Quand Georges Duroy se retrouva dans la rue, il hésita sur ce qu'il ferait. Il avait envie de courir, de rêver, d'aller devant lui en songeant à l'avenir et en respirant l'air doux de la nuit; mais la pensée de la série d'articles demandés par le père Walter le poursuivait, et il se décida à rentrer tout de suite pour se mettre au travail.

Il revint à grands pas, gagna le boulevard extérieur, et le suivit jusqu'à la rue Boursault qu'il habitait. Sa maison, haute de six étages, était peuplée par vingt petits ménages ouvriers et bourgeois, et il éprouva en montant l'escalier, dont il éclairait avec des allumettes-bougies les marches sales où traînaient des bouts de papiers, des bouts de cigarettes, des épluchures de cuisine, une écœurante sensation de dégoût et une hâte de sortir de là, de loger comme les hommes riches, en des demeures propres, avec des tapis. Une odeur lourde de nourriture, de fosse d'aisances et d'humanité, une odeur stagnante de crasse et de vieille muraille, qu'aucun courant d'air n'eût pu chasser de ce logis, l'emplissait du haut en bas.

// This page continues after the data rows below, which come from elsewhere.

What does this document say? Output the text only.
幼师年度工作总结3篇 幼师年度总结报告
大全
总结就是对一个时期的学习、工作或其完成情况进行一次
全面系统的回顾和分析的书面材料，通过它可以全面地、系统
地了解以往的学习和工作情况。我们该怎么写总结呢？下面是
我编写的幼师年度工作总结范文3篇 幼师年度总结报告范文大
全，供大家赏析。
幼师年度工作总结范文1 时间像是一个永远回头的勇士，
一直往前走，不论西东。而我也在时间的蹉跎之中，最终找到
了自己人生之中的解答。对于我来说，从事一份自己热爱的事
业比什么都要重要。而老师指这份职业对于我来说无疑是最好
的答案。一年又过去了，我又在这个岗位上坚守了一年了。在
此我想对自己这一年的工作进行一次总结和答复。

La chambre du jeune homme, au cinquième étage, donnait, comme sur un abîme profond, sur l'immense tranchée du chemin de fer de l'Ouest, juste au-dessus de la sortie du tunnel, près de la gare des Batignolles. Duroy ouvrit sa fenêtre et s'accouda sur l'appui de fer rouillé.

Au-dessous de lui, dans le fond du trou sombre, trois signaux rouges immobiles avaient l'air de gros yeux de bête; et plus loin on en voyait d'autres, et encore d'autres, encore plus loin. A tout instant des coups de sifflet prolongés ou courts passaient dans la nuit, les uns proches, les autres à peine perceptibles, venus de là-bas, du côté d'Asnières. Ils avaient des modulations comme des appels de voix. Un d'eux se rapprochait, poussant toujours son cri plaintif qui grandissait de seconde en seconde, et bientôt une grosse lumière jaune apparut, courant avec un grand bruit; et Duroy regarda le long chapelet des wagons s'engouffrer sous le tunnel.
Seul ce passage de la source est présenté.